At the same time, however, Beijing believes that China’s economic recovery, its internal handling of the COVID-19 pandemic, its relative sociopolitical stability, and its growing international clout give it added leverage in the bilateral relationship. The Chinese leadership may accommodate U.S. demands in certain areas, but it will likely remain firm and uncompromising on anything touching on China’s self-declared core interests of its claim to sovereignty over Taiwan and the maintenance of CCP rule.
Unquestionably, tensions with China will persist as the Biden administration navigates the areas where it will cooperate and where it will compete with Beijing. But some influential Chinese scholars see in Biden’s victory the potential for a more productive relationship. Shi Yinhong, a professor of American studies at Renmin University and an adviser to the State Council (the top government organ), recently argued that Biden would provide stability and predictability in U.S. policy toward China.
In Shi’s view, however, the window of opportunity to stop “tit for tat” escalation with the Biden administration will be brief.
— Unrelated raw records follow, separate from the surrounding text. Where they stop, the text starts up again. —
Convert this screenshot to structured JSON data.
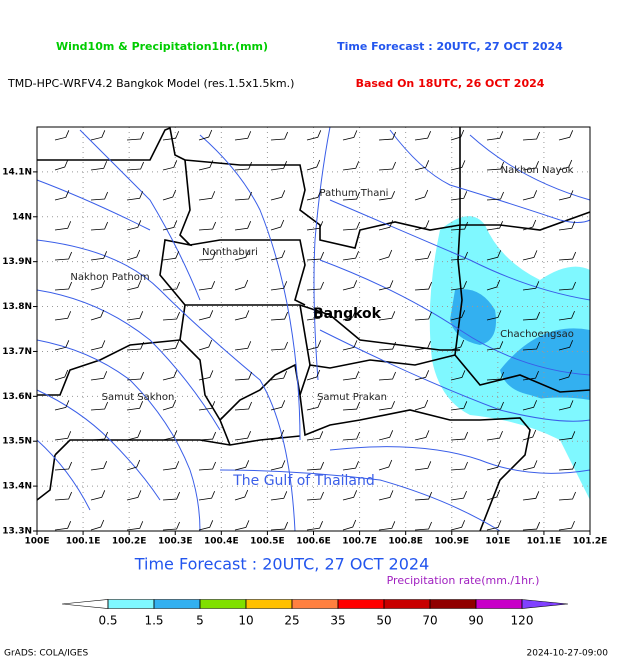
{
  "header": {
    "title": "Wind10m & Precipitation1hr.(mm)",
    "forecast": "Time Forecast : 20UTC, 27 OCT 2024",
    "model": "TMD-HPC-WRFV4.2 Bangkok Model (res.1.5x1.5km.)",
    "based_on": "Based On 18UTC, 26 OCT 2024"
  },
  "map": {
    "xlim": [
      100,
      101.2
    ],
    "ylim": [
      13.3,
      14.2
    ],
    "xticks": [
      {
        "value": 100,
        "label": "100E"
      },
      {
        "value": 100.1,
        "label": "100.1E"
      },
      {
        "value": 100.2,
        "label": "100.2E"
      },
      {
        "value": 100.3,
        "label": "100.3E"
      },
      {
        "value": 100.4,
        "label": "100.4E"
      },
      {
        "value": 100.5,
        "label": "100.5E"
      },
      {
        "value": 100.6,
        "label": "100.6E"
      },
      {
        "value": 100.7,
        "label": "100.7E"
      },
      {
        "value": 100.8,
        "label": "100.8E"
      },
      {
        "value": 100.9,
        "label": "100.9E"
      },
      {
        "value": 101,
        "label": "101E"
      },
      {
        "value": 101.1,
        "label": "101.1E"
      },
      {
        "value": 101.2,
        "label": "101.2E"
      }
    ],
    "yticks": [
      {
        "value": 13.3,
        "label": "13.3N"
      },
      {
        "value": 13.4,
        "label": "13.4N"
      },
      {
        "value": 13.5,
        "label": "13.5N"
      },
      {
        "value": 13.6,
        "label": "13.6N"
      },
      {
        "value": 13.7,
        "label": "13.7N"
      },
      {
        "value": 13.8,
        "label": "13.8N"
      },
      {
        "value": 13.9,
        "label": "13.9N"
      },
      {
        "value": 14,
        "label": "14N"
      },
      {
        "value": 14.1,
        "label": "14.1N"
      }
    ],
    "grid": true,
    "labels": [
      "Nakhon Nayok",
      "Pathum Thani",
      "Nonthaburi",
      "Nakhon Pathom",
      "Bangkok",
      "Chachoengsao",
      "Samut Sakhon",
      "Samut Prakan",
      "The Gulf of Thailand"
    ]
  },
  "footer": {
    "forecast": "Time Forecast : 20UTC, 27 OCT 2024",
    "colorbar_title": "Precipitation rate(mm./1hr.)",
    "levels": [
      0.5,
      1.5,
      5,
      10,
      25,
      35,
      50,
      70,
      90,
      120
    ],
    "colors": [
      "#ffffff",
      "#7ff8ff",
      "#33b0f0",
      "#80e000",
      "#ffc000",
      "#ff8040",
      "#ff0000",
      "#c80000",
      "#900000",
      "#c800c8",
      "#8040ff"
    ],
    "credit": "GrADS: COLA/IGES",
    "timestamp": "2024-10-27-09:00"
  }
}
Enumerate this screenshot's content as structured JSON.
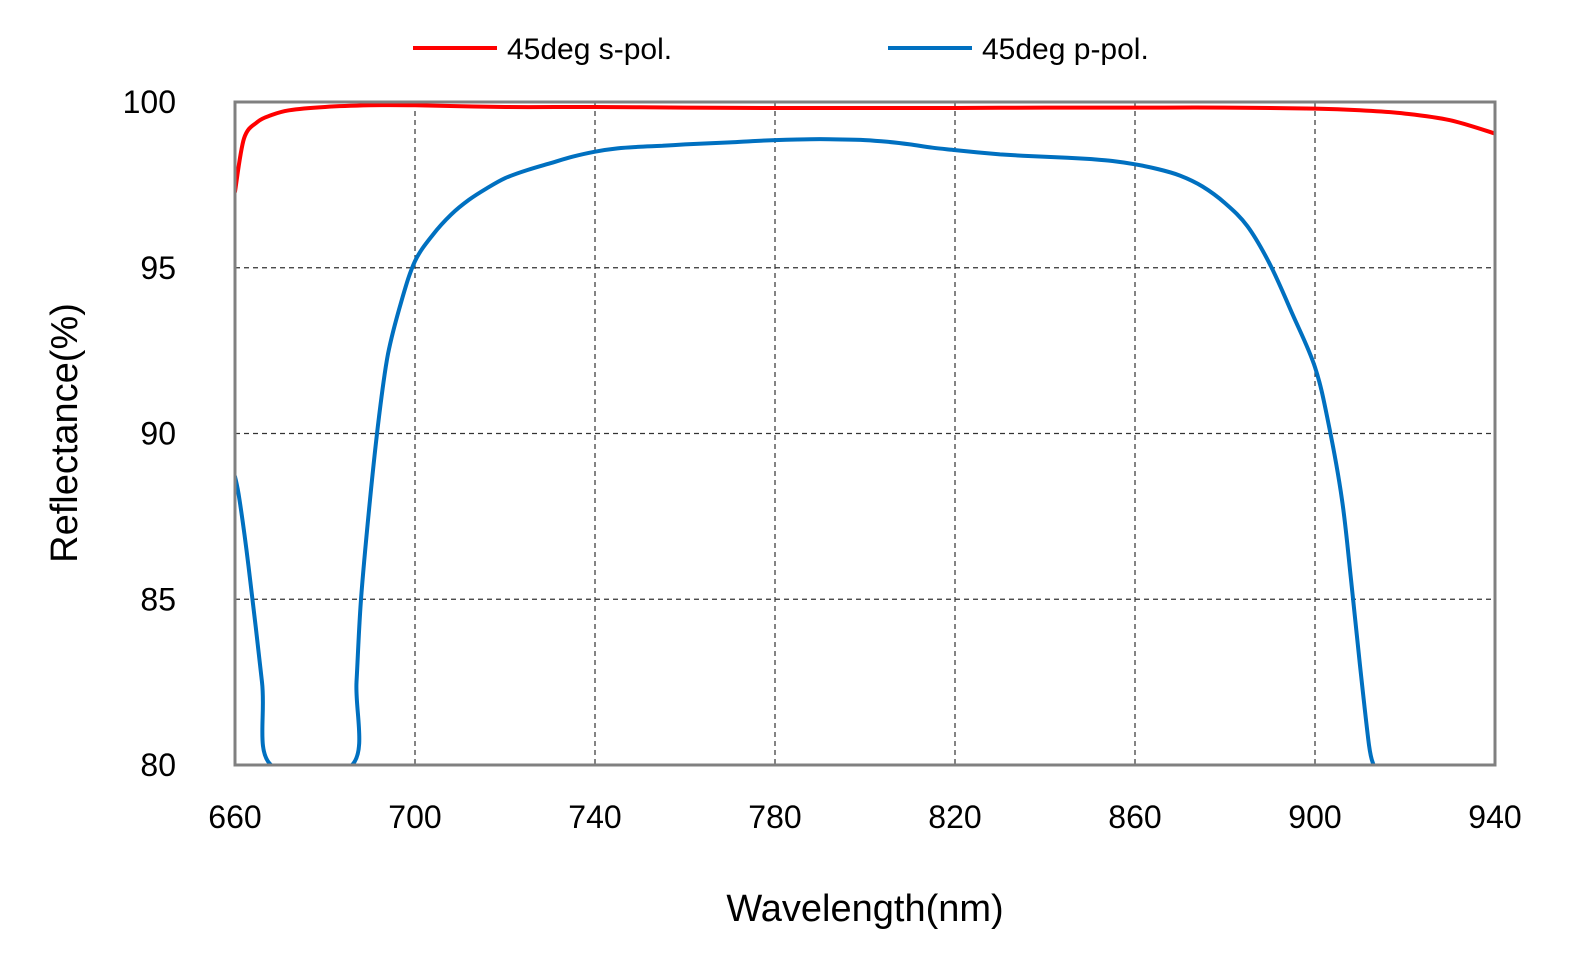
{
  "chart_data": {
    "type": "line",
    "title": "",
    "xlabel": "Wavelength(nm)",
    "ylabel": "Reflectance(%)",
    "xlim": [
      660,
      940
    ],
    "ylim": [
      80,
      100
    ],
    "xticks": [
      660,
      700,
      740,
      780,
      820,
      860,
      900,
      940
    ],
    "yticks": [
      80,
      85,
      90,
      95,
      100
    ],
    "grid": true,
    "legend_position": "top",
    "series": [
      {
        "name": "45deg s-pol.",
        "color": "#ff0000",
        "x": [
          660,
          662,
          665,
          668,
          672,
          680,
          690,
          700,
          720,
          740,
          760,
          780,
          800,
          820,
          840,
          860,
          880,
          900,
          910,
          920,
          930,
          940
        ],
        "y": [
          97.3,
          98.9,
          99.4,
          99.6,
          99.75,
          99.85,
          99.9,
          99.9,
          99.85,
          99.85,
          99.83,
          99.82,
          99.82,
          99.82,
          99.83,
          99.83,
          99.83,
          99.8,
          99.75,
          99.65,
          99.45,
          99.05
        ]
      },
      {
        "name": "45deg p-pol.",
        "color": "#0070c0",
        "x": [
          660,
          661,
          663,
          666,
          668,
          686,
          687,
          688,
          690,
          692,
          694,
          697,
          700,
          704,
          708,
          712,
          716,
          720,
          725,
          730,
          735,
          740,
          745,
          750,
          755,
          760,
          765,
          770,
          775,
          780,
          785,
          790,
          795,
          800,
          805,
          810,
          815,
          820,
          825,
          830,
          835,
          840,
          845,
          850,
          855,
          860,
          865,
          870,
          875,
          880,
          885,
          890,
          895,
          900,
          903,
          906,
          908,
          910,
          912,
          913
        ],
        "y": [
          88.7,
          88.0,
          86.0,
          82.5,
          80.0,
          80.0,
          82.5,
          85.0,
          88.0,
          90.5,
          92.4,
          94.0,
          95.2,
          96.0,
          96.6,
          97.05,
          97.4,
          97.7,
          97.95,
          98.15,
          98.35,
          98.5,
          98.6,
          98.65,
          98.68,
          98.72,
          98.75,
          98.78,
          98.82,
          98.85,
          98.87,
          98.88,
          98.87,
          98.85,
          98.8,
          98.72,
          98.62,
          98.55,
          98.48,
          98.42,
          98.38,
          98.35,
          98.32,
          98.28,
          98.22,
          98.12,
          97.98,
          97.78,
          97.45,
          96.95,
          96.25,
          95.1,
          93.6,
          92.0,
          90.3,
          88.0,
          85.6,
          83.0,
          80.6,
          80.0
        ]
      }
    ]
  }
}
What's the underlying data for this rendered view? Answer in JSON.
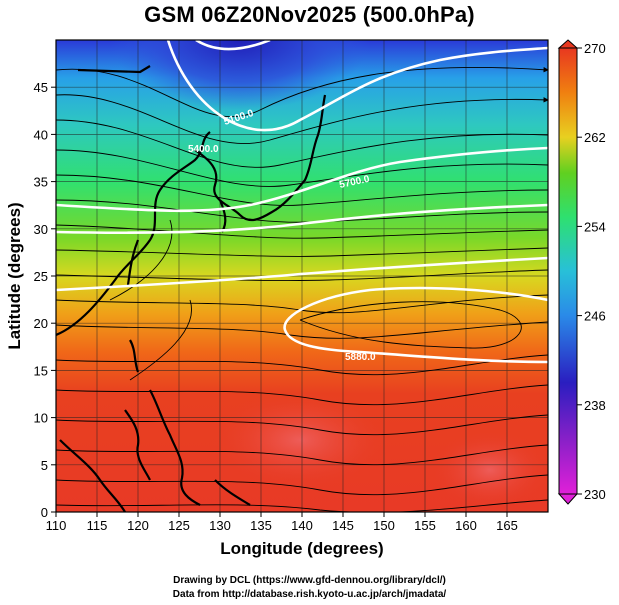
{
  "title": "GSM 06Z20Nov2025 (500.0hPa)",
  "x_axis": {
    "label": "Longitude (degrees)",
    "range": [
      110,
      170
    ],
    "ticks": [
      "110",
      "115",
      "120",
      "125",
      "130",
      "135",
      "140",
      "145",
      "150",
      "155",
      "160",
      "165"
    ]
  },
  "y_axis": {
    "label": "Latitude  (degrees)",
    "range": [
      0,
      50
    ],
    "ticks": [
      "0",
      "5",
      "10",
      "15",
      "20",
      "25",
      "30",
      "35",
      "40",
      "45"
    ]
  },
  "colorbar": {
    "range": [
      230,
      270
    ],
    "labels": [
      "230",
      "238",
      "246",
      "254",
      "262",
      "270"
    ],
    "colors": [
      "#e020d8",
      "#2a1ec0",
      "#28a8e8",
      "#2ee070",
      "#40c820",
      "#e8d020",
      "#f08010",
      "#e83820"
    ]
  },
  "contours": [
    {
      "label": "5880.0",
      "lat_at": 20
    },
    {
      "label": "5400.0"
    },
    {
      "label": "5700.0"
    },
    {
      "label": "5100.0"
    }
  ],
  "credits": {
    "line1": "Drawing by DCL (https://www.gfd-dennou.org/library/dcl/)",
    "line2": "Data from http://database.rish.kyoto-u.ac.jp/arch/jmadata/"
  }
}
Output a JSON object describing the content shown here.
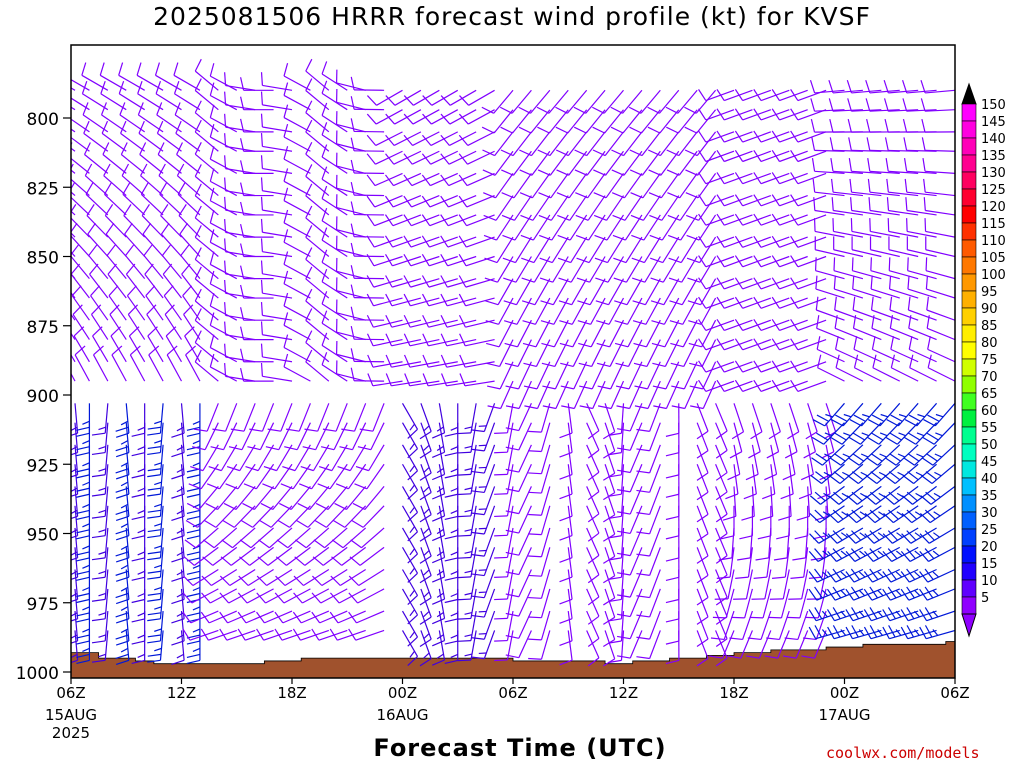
{
  "chart_data": {
    "type": "wind-barb-time-height",
    "title": "2025081506 HRRR forecast wind profile (kt) for KVSF",
    "xlabel": "Forecast Time (UTC)",
    "ylabel": "",
    "credit": "coolwx.com/models",
    "x_ticks": [
      {
        "label": "06Z",
        "sub": [
          "15AUG",
          "2025"
        ],
        "hour": 0
      },
      {
        "label": "12Z",
        "sub": [],
        "hour": 6
      },
      {
        "label": "18Z",
        "sub": [],
        "hour": 12
      },
      {
        "label": "00Z",
        "sub": [
          "16AUG"
        ],
        "hour": 18
      },
      {
        "label": "06Z",
        "sub": [],
        "hour": 24
      },
      {
        "label": "12Z",
        "sub": [],
        "hour": 30
      },
      {
        "label": "18Z",
        "sub": [],
        "hour": 36
      },
      {
        "label": "00Z",
        "sub": [
          "17AUG"
        ],
        "hour": 42
      },
      {
        "label": "06Z",
        "sub": [],
        "hour": 48
      }
    ],
    "xlim": [
      0,
      48
    ],
    "ylim": [
      775,
      1000
    ],
    "y_ticks": [
      {
        "label": "800",
        "value": 800
      },
      {
        "label": "825",
        "value": 825
      },
      {
        "label": "850",
        "value": 850
      },
      {
        "label": "875",
        "value": 875
      },
      {
        "label": "900",
        "value": 900
      },
      {
        "label": "925",
        "value": 925
      },
      {
        "label": "950",
        "value": 950
      },
      {
        "label": "975",
        "value": 975
      },
      {
        "label": "1000",
        "value": 1000
      }
    ],
    "surface_pressure": [
      [
        0,
        993
      ],
      [
        1.5,
        995
      ],
      [
        3.5,
        996
      ],
      [
        4.5,
        997
      ],
      [
        10.5,
        996
      ],
      [
        12.5,
        995
      ],
      [
        18,
        995
      ],
      [
        24,
        996
      ],
      [
        27.5,
        996
      ],
      [
        29,
        997
      ],
      [
        30.5,
        996
      ],
      [
        32.5,
        995
      ],
      [
        34.5,
        994
      ],
      [
        36,
        993
      ],
      [
        38,
        992
      ],
      [
        41,
        991
      ],
      [
        43,
        990
      ],
      [
        47.5,
        989
      ],
      [
        48,
        988
      ]
    ],
    "barb_levels": [
      790,
      797,
      805,
      812,
      820,
      828,
      835,
      843,
      850,
      858,
      865,
      873,
      880,
      888,
      895,
      903,
      910,
      918,
      925,
      933,
      940,
      948,
      955,
      963,
      970,
      978,
      985
    ],
    "barb_hours_count": 48,
    "colorbar": {
      "labels": [
        "150",
        "145",
        "140",
        "135",
        "130",
        "125",
        "120",
        "115",
        "110",
        "105",
        "100",
        "95",
        "90",
        "85",
        "80",
        "75",
        "70",
        "65",
        "60",
        "55",
        "50",
        "45",
        "40",
        "35",
        "30",
        "25",
        "20",
        "15",
        "10",
        "5"
      ],
      "colors": [
        "#ff00ff",
        "#ff00e0",
        "#ff00b8",
        "#ff0090",
        "#ff0060",
        "#ff0030",
        "#ff0000",
        "#ff3000",
        "#ff5a00",
        "#ff7800",
        "#ff9800",
        "#ffb000",
        "#ffd000",
        "#ffee00",
        "#ffff00",
        "#d0ff00",
        "#90ff00",
        "#40ff20",
        "#00f040",
        "#00ff90",
        "#00ffc0",
        "#00e8e0",
        "#00c0ff",
        "#0090ff",
        "#0060ff",
        "#0040ff",
        "#0010ff",
        "#2000ff",
        "#6000ff",
        "#9000ff"
      ],
      "top_cap": "#000000",
      "bottom_cap": "#9000ff"
    },
    "barb_colors": {
      "light": "#8000ff",
      "moderate": "#4000e0",
      "strong": "#0018d8"
    }
  }
}
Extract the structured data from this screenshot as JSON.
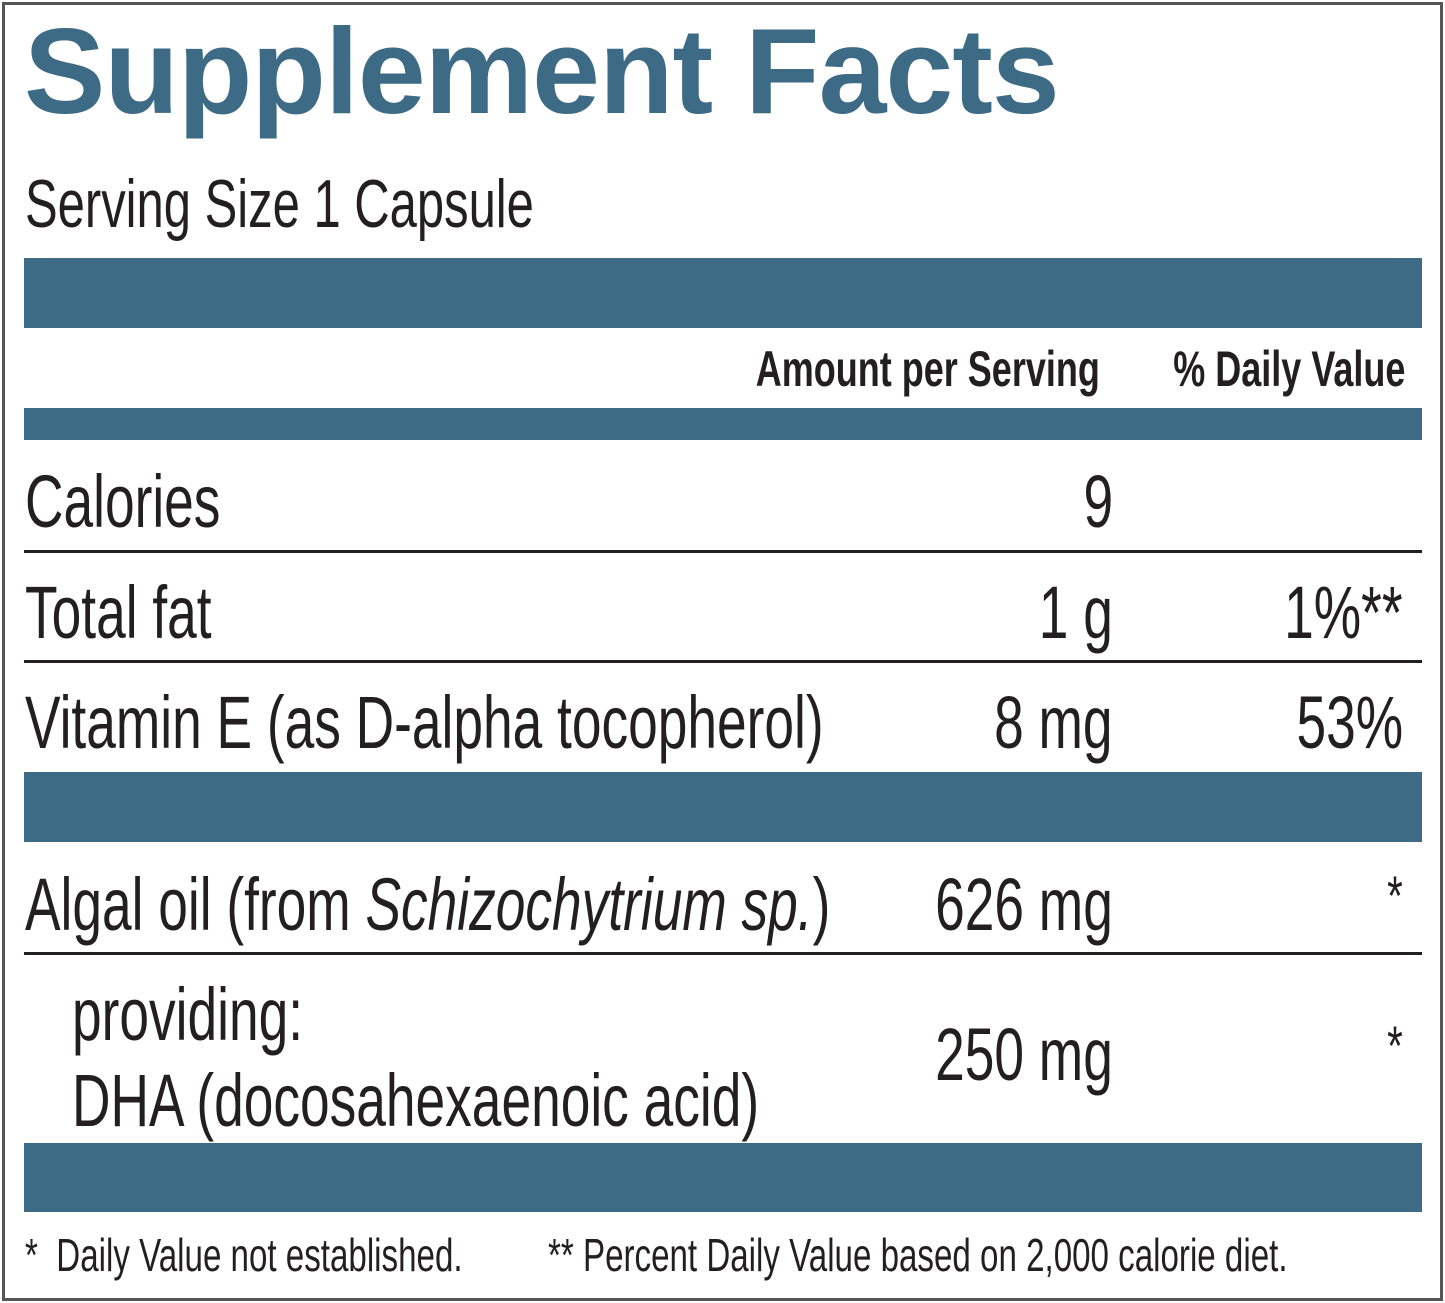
{
  "title": "Supplement Facts",
  "serving_size": "Serving Size 1 Capsule",
  "table": {
    "header": {
      "amount": "Amount per Serving",
      "daily_value": "% Daily Value"
    },
    "rows": [
      {
        "name": "Calories",
        "amount": "9"
      },
      {
        "name": "Total fat",
        "amount": "1 g",
        "daily_value": "1%**"
      },
      {
        "name": "Vitamin E (as D-alpha tocopherol)",
        "amount": "8 mg",
        "daily_value": "53%"
      }
    ],
    "rows_2": [
      {
        "name_parts": [
          "Algal oil (from ",
          "Schizochytrium sp.",
          ")"
        ],
        "amount": "626 mg",
        "daily_value": "*"
      },
      {
        "name_lines": [
          "providing:",
          "DHA (docosahexaenoic acid)"
        ],
        "amount": "250 mg",
        "daily_value": "*"
      }
    ]
  },
  "footnotes": [
    "*  Daily Value not established.",
    "** Percent Daily Value based on 2,000 calorie diet."
  ]
}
The growing influence of China on the world stage and the volatile domestic political environment in the United States will make it harder to patch up the bilateral relationship. Both Beijing and Washington, Shi insists, should not miss the precious opportunity available in the coming months to reexamine past missteps and to reset relations. Shi departs somewhat from the party line in his desire for overcoming the zero-sum mindset, reflecting the goodwill many public intellectuals and Chinese citizens have for the United States—and for the incoming Biden administration in particular. Time will tell how such views might inform the decisions of China’s leadership.